Figure 4a shows the I-V characteristics with the bias from 0 to 8 V. The ohmic contacts between InN films and In electrodes are shown in Fig. 4b. An ultralow leakage current density of 1.35 × 10−9 A/cm2 at 1 V was obtained for the sample with Mg source temperature at 310 °C, leading to little dielectric loss at low frequencies. Therefore, the Al2O3 films demonstrate excellent insulating properties and passivation abilities on InN films for both MISFET and MIS-HEMT systems.

Fig. 4
figure 4

a I-V characteristics of InN-based MIS structures with different Mg source temperatures. b Ohmic behavior between InN films and In electrodes. c F-N tunneling as well as d Schottky emission plots of the leakage currents versus different Mg source temperatures

The leakage mechanism is investigated by using models of Schottky, Fowler-Nordheim (F-N), and Frenkel-Poole (F-P) tunneling emissions. Figure 4c shows the relationship between ln(J/E 2) and the reciprocal of electric field (E −1). When the field was above 1.3 MV/cm for Mg source temperature at 340 °C, above 1.25 MV/cm for that at 330 °C, or above 2 MV/cm for that at 310 °C, a linear relationship was observed, which meant that the conduction mechanism was governed by F-N tunneling at high fields. At low fields, ln(J) versus E 1/2 was also linear in Fig. 4d, meaning that the conduction was governed by Schottky emission. As Mg source temperature decreased, the conduction mechanism changed at fields of 1.21 MV/cm for 340 °C, 1.18 MV/cm for 330 °C, and 1.9 MV/cm for 310 °C, which also proved that the leakage mechanism of the Al2O3/InN structure followed the F-N tunneling mechanism at high fields and the Schottky emission mechanism at low fields.
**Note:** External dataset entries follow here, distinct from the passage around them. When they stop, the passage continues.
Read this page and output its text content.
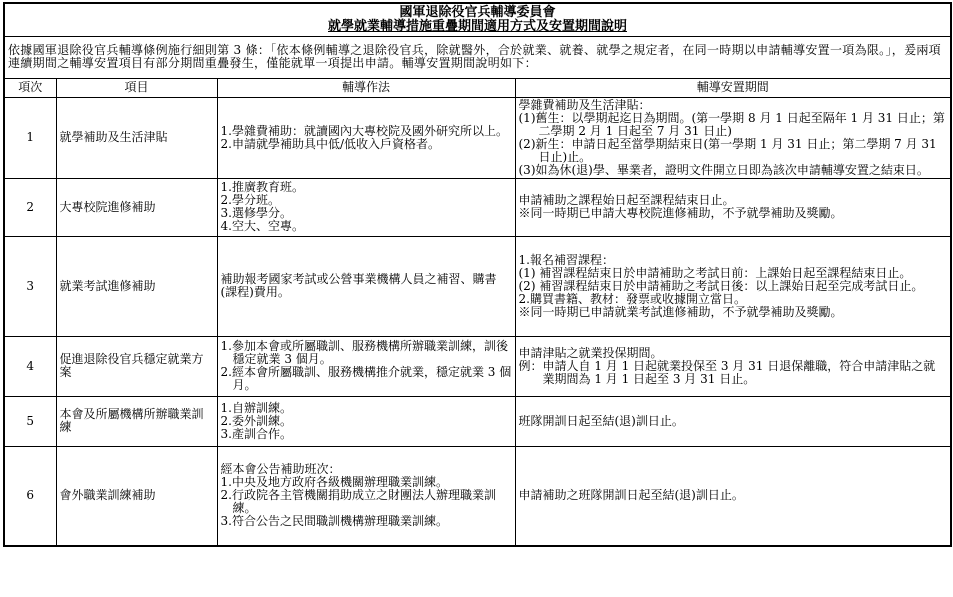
國軍退除役官兵輔導委員會
就學就業輔導措施重疊期間適用方式及安置期間說明			

依據國軍退除役官兵輔導條例施行細則第 3 條：「依本條例輔導之退除役官兵，除就醫外，合於就業、就養、就學之規定者，在同一時期以申請輔導安置一項為限。」，爰兩項連續期間之輔導安置項目有部分期間重疊發生，僅能就單一項提出申請。輔導安置期間說明如下：			
項次	項目	輔導作法	輔導安置期間
1	就學補助及生活津貼	1.學雜費補助：就讀國內大專校院及國外研究所以上。
2.申請就學補助具中低/低收入戶資格者。	學雜費補助及生活津貼：
(1)舊生：以學期起迄日為期間。(第一學期 8 月 1 日起至隔年 1 月 31 日止；第二學期 2 月 1 日起至 7 月 31 日止)
(2)新生：申請日起至當學期結束日(第一學期 1 月 31 日止；第二學期 7 月 31 日止)止。
(3)如為休(退)學、畢業者，證明文件開立日即為該次申請輔導安置之結束日。

2	大專校院進修補助	1.推廣教育班。
2.學分班。
3.選修學分。
4.空大、空專。	申請補助之課程始日起至課程結束日止。
※同一時期已申請大專校院進修補助，不予就學補助及獎勵。

3	就業考試進修補助	補助報考國家考試或公營事業機構人員之補習、購書(課程)費用。	1.報名補習課程：
(1) 補習課程結束日於申請補助之考試日前：上課始日起至課程結束日止。
(2) 補習課程結束日於申請補助之考試日後：以上課始日起至完成考試日止。
2.購買書籍、教材：發票或收據開立當日。
※同一時期已申請就業考試進修補助，不予就學補助及獎勵。

4	促進退除役官兵穩定就業方案	1.參加本會或所屬職訓、服務機構所辦職業訓練，訓後穩定就業 3 個月。
2.經本會所屬職訓、服務機構推介就業，穩定就業 3 個月。	申請津貼之就業投保期間。
例：申請人自 1 月 1 日起就業投保至 3 月 31 日退保離職，符合申請津貼之就業期間為 1 月 1 日起至 3 月 31 日止。

5	本會及所屬機構所辦職業訓練	1.自辦訓練。
2.委外訓練。
3.產訓合作。	班隊開訓日起至結(退)訓日止。

6	會外職業訓練補助	經本會公告補助班次：
1.中央及地方政府各級機關辦理職業訓練。
2.行政院各主管機關捐助成立之財團法人辦理職業訓練。
3.符合公告之民間職訓機構辦理職業訓練。	申請補助之班隊開訓日起至結(退)訓日止。
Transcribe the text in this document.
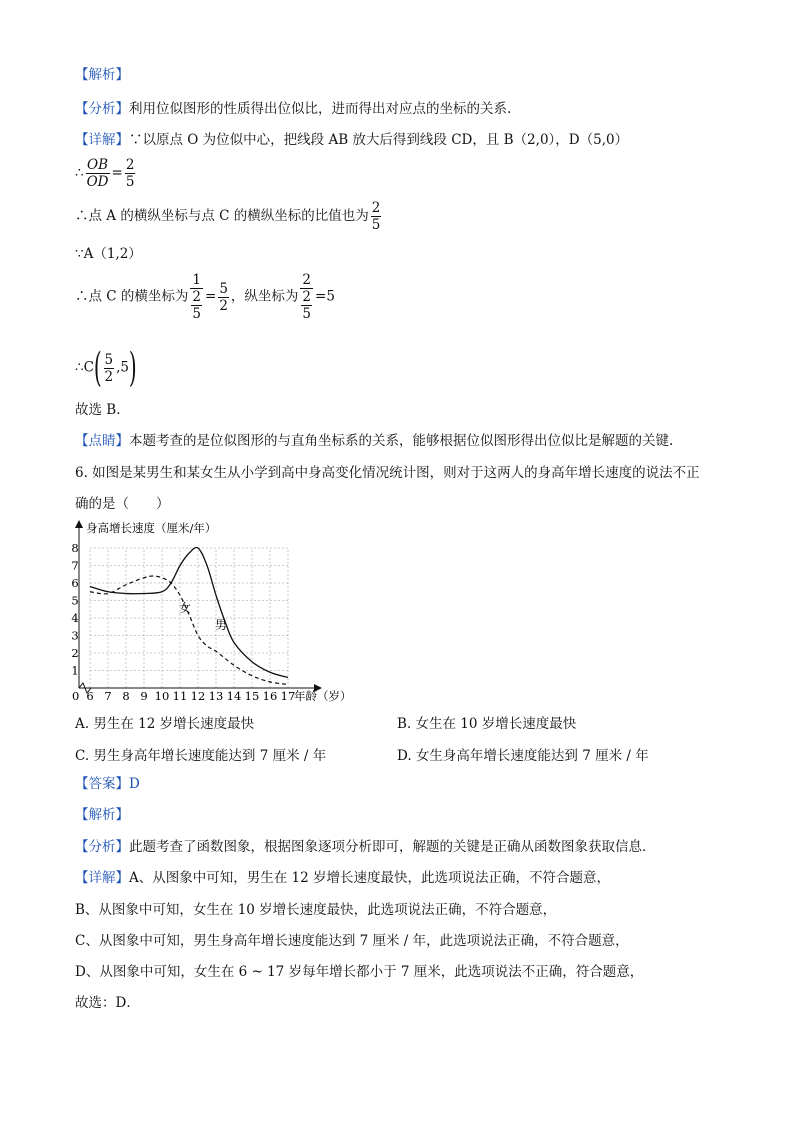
【解析】
【分析】利用位似图形的性质得出位似比，进而得出对应点的坐标的关系.
【详解】∵以原点 O 为位似中心，把线段 AB 放大后得到线段 CD，且 B（2,0），D（5,0）
∴ $\frac{OB}{OD} = \frac{2}{5}$
∴点 A 的横纵坐标与点 C 的横纵坐标的比值也为 $\frac{2}{5}$
∵A（1,2）
∴点 C 的横坐标为 $\frac{1}{\frac{2}{5}} = \frac{5}{2}$ ，纵坐标为 $\frac{2}{\frac{2}{5}} =5$
∴C( $\frac{5}{2} ,5$)
故选 B.
【点睛】本题考查的是位似图形的与直角坐标系的关系，能够根据位似图形得出位似比是解题的关键.
6. 如图是某男生和某女生从小学到高中身高变化情况统计图，则对于这两人的身高年增长速度的说法不正
确的是（　　）
身高增长速度（厘米/年）
年龄（岁）
0 6 7 8 9 10 11 12 13 14 15 16 17
1
2
3
4
5
6
7
8
女
男
A. 男生在 12 岁增长速度最快	B. 女生在 10 岁增长速度最快
C. 男生身高年增长速度能达到 7 厘米 / 年	D. 女生身高年增长速度能达到 7 厘米 / 年
【答案】D
【解析】
【分析】此题考查了函数图象，根据图象逐项分析即可，解题的关键是正确从函数图象获取信息．
【详解】A、从图象中可知，男生在 12 岁增长速度最快，此选项说法正确，不符合题意，
B、从图象中可知，女生在 10 岁增长速度最快，此选项说法正确，不符合题意，
C、从图象中可知，男生身高年增长速度能达到 7 厘米 / 年，此选项说法正确，不符合题意，
D、从图象中可知，女生在 6 ~ 17 岁每年增长都小于 7 厘米，此选项说法不正确，符合题意，
故选：D．
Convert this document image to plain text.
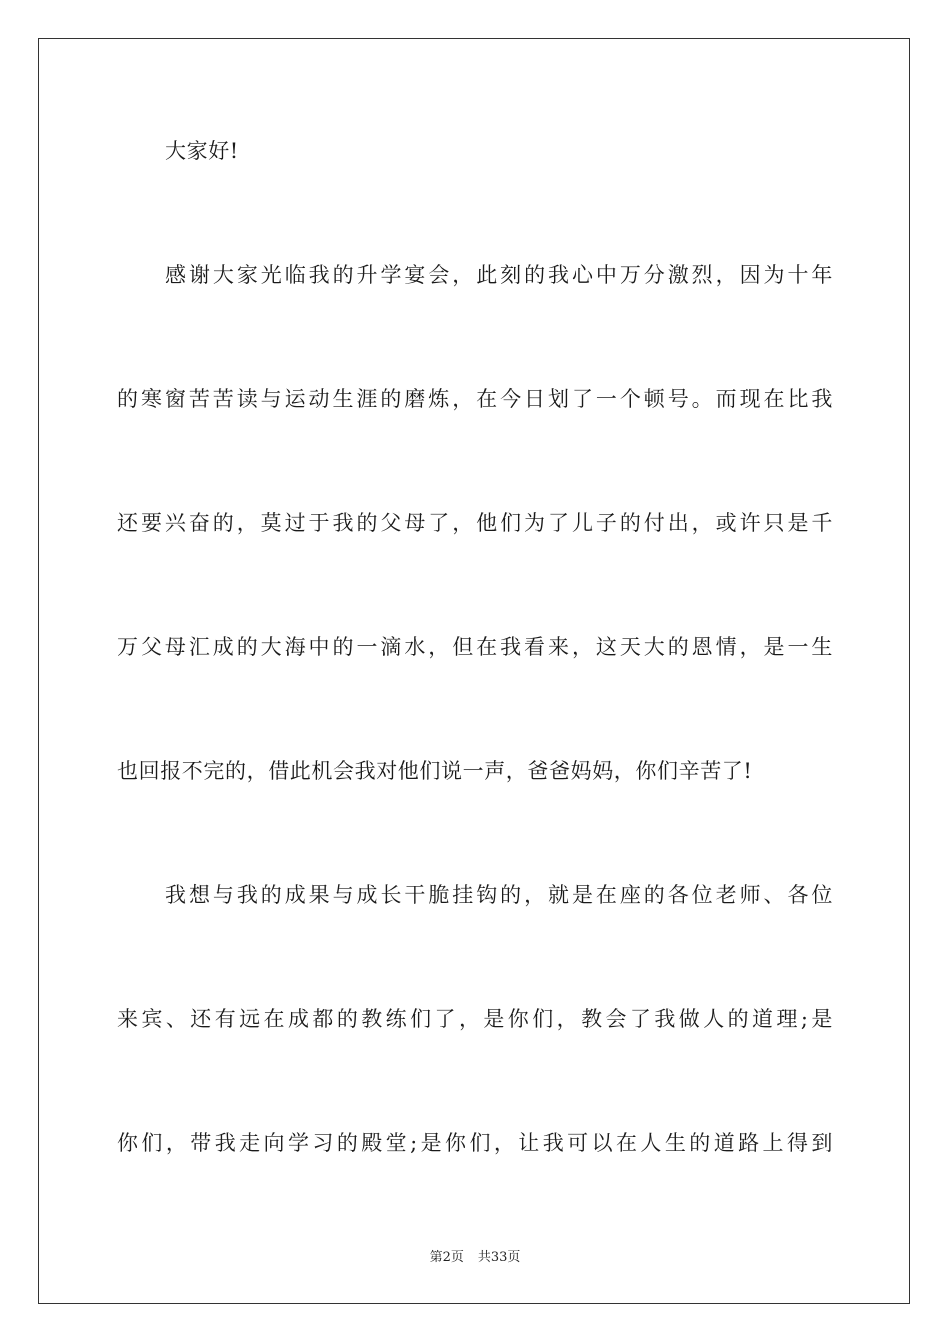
大家好!
感谢大家光临我的升学宴会，此刻的我心中万分激烈，因为十年
的寒窗苦苦读与运动生涯的磨炼，在今日划了一个顿号。而现在比我
还要兴奋的，莫过于我的父母了，他们为了儿子的付出，或许只是千
万父母汇成的大海中的一滴水，但在我看来，这天大的恩情，是一生
也回报不完的，借此机会我对他们说一声，爸爸妈妈，你们辛苦了!
我想与我的成果与成长干脆挂钩的，就是在座的各位老师、各位
来宾、还有远在成都的教练们了，是你们，教会了我做人的道理;是
你们，带我走向学习的殿堂;是你们，让我可以在人生的道路上得到
第2页 共33页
The fitted relative dielectric constants were 10.2, 12.3, and 21.6 for different Mg concentrations in InN films. Furthermore, the Frenkel-Poole (F-P) emission model was applied to analyze the leakage mechanism of the Al2O3/InN structure (not shown). No linear relationship between ln(J/E) versus E 1/2 was found. Hence, it can be concluded that the leakage mechanism of the Al2O3/InN structure follows the F-N tunneling when the field is above 1.2 MV/cm and the Schottky emission when the field is lower than 1.2 MV/cm.
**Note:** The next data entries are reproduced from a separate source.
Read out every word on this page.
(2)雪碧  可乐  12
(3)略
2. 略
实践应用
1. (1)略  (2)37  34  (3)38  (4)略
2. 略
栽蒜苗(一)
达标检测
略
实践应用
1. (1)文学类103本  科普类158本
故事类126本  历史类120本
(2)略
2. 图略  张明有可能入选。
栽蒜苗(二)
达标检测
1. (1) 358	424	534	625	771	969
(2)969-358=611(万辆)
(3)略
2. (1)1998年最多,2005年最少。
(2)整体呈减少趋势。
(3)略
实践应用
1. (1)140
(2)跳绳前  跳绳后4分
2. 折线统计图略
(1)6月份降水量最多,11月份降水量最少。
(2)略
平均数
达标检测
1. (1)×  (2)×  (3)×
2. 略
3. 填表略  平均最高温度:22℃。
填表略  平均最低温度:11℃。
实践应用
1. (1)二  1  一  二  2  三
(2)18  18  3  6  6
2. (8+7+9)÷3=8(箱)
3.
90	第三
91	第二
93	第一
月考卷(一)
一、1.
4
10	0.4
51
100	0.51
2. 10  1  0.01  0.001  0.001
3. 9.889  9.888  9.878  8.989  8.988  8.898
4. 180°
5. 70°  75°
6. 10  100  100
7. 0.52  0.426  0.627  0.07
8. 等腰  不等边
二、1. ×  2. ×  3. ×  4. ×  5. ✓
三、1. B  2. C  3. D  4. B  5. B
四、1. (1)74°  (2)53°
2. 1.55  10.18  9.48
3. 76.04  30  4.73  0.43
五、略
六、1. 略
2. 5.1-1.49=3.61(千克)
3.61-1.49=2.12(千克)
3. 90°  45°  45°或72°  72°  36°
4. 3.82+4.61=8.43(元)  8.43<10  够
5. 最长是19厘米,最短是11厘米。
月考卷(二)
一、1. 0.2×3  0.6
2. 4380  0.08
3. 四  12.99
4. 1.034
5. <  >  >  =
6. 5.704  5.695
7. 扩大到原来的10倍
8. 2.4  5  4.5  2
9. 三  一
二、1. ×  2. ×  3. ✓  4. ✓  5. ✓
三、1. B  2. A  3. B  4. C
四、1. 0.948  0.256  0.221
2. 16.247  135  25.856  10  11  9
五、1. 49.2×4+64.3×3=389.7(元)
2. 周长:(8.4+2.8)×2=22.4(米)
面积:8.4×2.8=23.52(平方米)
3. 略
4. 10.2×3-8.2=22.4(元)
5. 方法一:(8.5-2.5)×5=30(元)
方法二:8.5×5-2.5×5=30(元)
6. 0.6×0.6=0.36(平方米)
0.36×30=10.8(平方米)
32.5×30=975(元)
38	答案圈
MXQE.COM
Figure 5 shows the normalized C-V characteristics of the InN MIS structures at 1 MHz. The capacitance densities at 1 MHz with no bias deviated from the true values, which is the same with the C-F results. When the gate voltage was applied, the capacitance densities shifted because of the induced charges at the interface between InN and Al2O3. Normalization was adopted to make these shifts more clearly visible by (C-C 0)/C 0 with C 0 being the capacitance density at 0 V. Y-axis offsets were also added. When a positive bias was applied, an increased capacitance was measured due to more induced electrons at the interface, and thus, the surface state was n type. It was observed from Fig. 5 that the curves of the capacitance densities versus voltage varied with Mg source temperatures. Significant shifts occurred at 300, 330, and 340 °C, while none was found at 310 and 320 °C. This could be caused by Mg acceptor and ionized donor recombination around 320 °C, indexing a transition from n to p type, and then from p to n type again with increasing Mg dopants. Such shifts indicate that the Mg-doped InN MIS structures can be used for MISFETs.

Fig. 5
figure 5

Normalized C-V characteristics of InN-based MIS structures at 1 MHz with different Mg source temperatures

Conclusions

In conclusion, InN-based MIS structures were fabricated with high-quality Al2O3 thin films as dielectrics. An ultralow leakage current density of 1.35 × 10−9 A/cm2 at 1 V was achieved. At high frequencies, the measured capacitance densities deviated from the real ones with turning frequencies inversely proportional to series resistances. It can be concluded that Fowler-Nordheim tunneling is the main mechanism of the leakage current at high fields, while Schottky emission dominates at low fields. The Mg-doped InN MIS structures can serve as potential candidates for MISFETs.